Why do wars continue? We must ask the question, cui bono who benefits?  The answer is clear:  US defense contractors reap billions of dollars annually producing advanced weapons.  If we stopped war, these huge corporations would go out of business.  They exert immense political leverage to control the foreign policy of the US to promote wars and a climate of international mistrust and fear.

But members of Congress all too willingly play along.  They receive millions of dollars annually from companies like Lockheed-Martin, Boeing, Raytheon and Northrop Grumman in the form of campaign contributions.  Then they boast to their constituents about how many jobs are being created to build aircraft carriers and nuclear missiles.

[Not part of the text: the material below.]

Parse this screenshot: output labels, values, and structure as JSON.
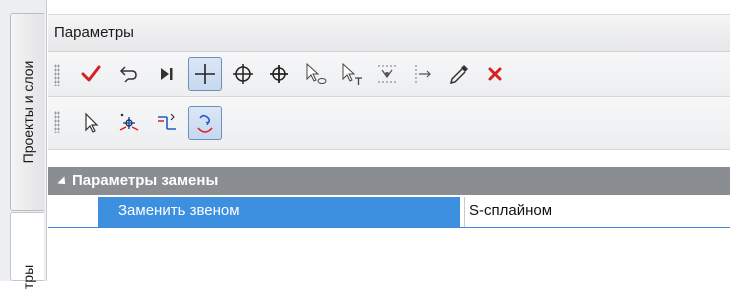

This book, The Politics of Defense Contracting by Gordon Adams is a seminal study of the Congress−military−industrial complex, or the iron triangle:

This is the first systematic study of the relationship between government and defense contractors, examining in detail the political impact of the eight most powerful defense contractors. It details ways in which Boeing, General Dynamics, Grumman, McDonnell Douglas, Northrop, Rockwell International, and United Technologies influence government, from their basic contract activity, corporate structure, and research efforts, to their Washington offices, Political Action Committee campaign contributions, hiring of government personnel, and membership on federal advisory committees. Adams concludes with specific recommendations for changes in disclosure requirements that would curb some of the political power corporations can wield. It also suggests specific ways in which the Iron Triangle can be made subject to wider congressional and public scrutiny.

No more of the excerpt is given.